It is generally known that a wheel bearing apparatus with a wheel speed detecting apparatus rotationally supports a wheel of a vehicle relative to a suspension apparatus and detects the wheel speed to control an anti-lock braking system (ABS). Such a bearing apparatus generally includes a sealing apparatus arranged between inner and outer members that are rotated relative to each other via rolling elements. A magnetic encoder, with magnetic poles alternately arranged along its circumference, is integrated with the sealing apparatus. A wheel speed detecting sensor is arranged opposite to the magnetic encoder to detect the variation of magnetic poles of the magnetic encoder due to the rotation of wheel. The speed detecting sensor can be mounted on a knuckle that forms part of a suspension apparatus of a vehicle, after the wheel bearing apparatus has been mounted on the knuckle.
An example of a wheel bearing apparatus is shown in FIG. 6. The wheel bearing apparatus includes an outer member 50, an inner member 51, and a plurality of balls 52 contained between the outer 50 and inner 52 members. The inner member 51 has a wheel hub 53 and an inner ring 54 press-fit onto the wheel hub 53.
The outer member 50 outer circumference has an integrally formed body mounting flange 50b that is secured to the knuckle 65 which forms a suspension apparatus. Double row outer raceway surfaces 50a, 50a are integrally formed on the outer member inner circumference. In addition, a sensor 63 is secured on the knuckle 65 by a screw 66.

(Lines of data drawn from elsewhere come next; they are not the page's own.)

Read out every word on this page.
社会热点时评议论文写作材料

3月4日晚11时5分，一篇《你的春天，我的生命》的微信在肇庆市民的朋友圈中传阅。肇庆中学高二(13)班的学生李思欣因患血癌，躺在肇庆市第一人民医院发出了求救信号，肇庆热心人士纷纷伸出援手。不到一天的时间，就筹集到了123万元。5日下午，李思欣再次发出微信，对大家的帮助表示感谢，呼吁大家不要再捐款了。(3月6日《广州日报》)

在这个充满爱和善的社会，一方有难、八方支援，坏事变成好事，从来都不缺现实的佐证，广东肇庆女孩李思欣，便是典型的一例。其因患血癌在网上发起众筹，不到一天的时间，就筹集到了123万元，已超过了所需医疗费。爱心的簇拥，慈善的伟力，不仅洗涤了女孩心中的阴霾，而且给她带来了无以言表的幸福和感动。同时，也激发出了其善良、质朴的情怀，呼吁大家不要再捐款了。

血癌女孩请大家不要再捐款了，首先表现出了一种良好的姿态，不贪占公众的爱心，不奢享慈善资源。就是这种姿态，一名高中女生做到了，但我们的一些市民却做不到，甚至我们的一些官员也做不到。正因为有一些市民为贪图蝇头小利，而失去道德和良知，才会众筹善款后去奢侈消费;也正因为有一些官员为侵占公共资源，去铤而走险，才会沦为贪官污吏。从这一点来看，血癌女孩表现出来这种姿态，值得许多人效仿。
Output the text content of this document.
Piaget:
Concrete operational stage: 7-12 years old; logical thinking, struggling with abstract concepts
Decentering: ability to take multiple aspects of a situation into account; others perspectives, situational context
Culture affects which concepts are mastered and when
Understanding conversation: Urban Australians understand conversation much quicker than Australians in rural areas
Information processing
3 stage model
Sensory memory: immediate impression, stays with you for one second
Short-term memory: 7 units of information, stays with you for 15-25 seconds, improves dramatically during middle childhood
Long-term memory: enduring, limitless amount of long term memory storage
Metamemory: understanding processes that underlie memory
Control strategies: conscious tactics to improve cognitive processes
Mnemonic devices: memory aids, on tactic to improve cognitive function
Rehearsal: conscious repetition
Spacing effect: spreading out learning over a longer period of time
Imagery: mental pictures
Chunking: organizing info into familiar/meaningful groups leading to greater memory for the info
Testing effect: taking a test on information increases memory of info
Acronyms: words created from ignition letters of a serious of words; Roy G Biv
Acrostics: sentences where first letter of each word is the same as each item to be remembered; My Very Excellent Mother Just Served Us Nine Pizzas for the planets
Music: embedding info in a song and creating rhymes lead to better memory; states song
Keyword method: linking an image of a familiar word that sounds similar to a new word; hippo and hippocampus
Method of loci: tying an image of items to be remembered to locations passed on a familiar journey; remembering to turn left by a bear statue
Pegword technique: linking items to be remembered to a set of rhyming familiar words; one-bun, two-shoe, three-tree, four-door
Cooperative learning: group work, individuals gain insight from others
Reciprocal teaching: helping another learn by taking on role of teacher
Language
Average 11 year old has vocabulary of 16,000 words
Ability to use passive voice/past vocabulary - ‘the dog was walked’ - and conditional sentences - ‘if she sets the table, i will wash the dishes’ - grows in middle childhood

The wheel hub 53 has a wheel mounting flange 55 on its one end. A wheel (not shown) is mounted to the wheel mounting flange 55. The wheel hub outer circumference has an inner raceway surface 53a. A cylindrical portion 53b axially extends from the inner raceway surface 53a. The inner ring 54 is axially secured on the cylindrical portion 53b by a caulked portion 53c. The caulked portion is formed by plastically deforming the end of the cylindrical portion 53b. The inner ring outer circumference includes an inner raceway surface 54a. 
A seal ring 56 is inserted into the outer side end of the outer member 50. The seal ring lip slidably contacts the base 55a of the wheel mounting flange 55. An encoder 57 is fit onto the inner-side outer circumference of the inner ring 54. The encoder 57 has an annular supporting ring 58 with a substantially “L” shaped cross-section. An annular encoder body 59 is adhered to a whole side surface of the supporting ring 58. The encoder body 59 is constructed as a rotary encoder to detect the wheel speed. The encoder body 59 has N and S poles alternately arranged along its circumstances.
The inner-side opening of the outer member 50 is closed by a protecting cover 60. This cover 60 is formed from non-magnetic plate materials such as a non-magnetic stainless steel plate, aluminum alloy plate or high functional resin etc. It has a simple “flat-U” configuration. It includes a disc-shaped closing plate portion 61 and a cylindrical fitting portion 62 around the closing plate portion 61.
As shown in FIG. 7(a), the side surface of the encoder body 59, forming the encoder 57, closely opposes the protecting cover 60. A detecting portion 64 of the sensor 64 is arranged close to or in contact with the side surface of the cover 60, via the cover 60. The presence of the cover 60 prevents entry of water, iron dust, magnetized debris etc. into the space between the sensor 63 and the encoder 57. Thus, this prevents breakage of the sensor 63 and the encoder 57 as well as prevents disturbance or degradation of regular and cyclic variation of the magnetic characteristics of the encoder body 59. See Japanese Laid-open Patent Publication No. 249138/2000.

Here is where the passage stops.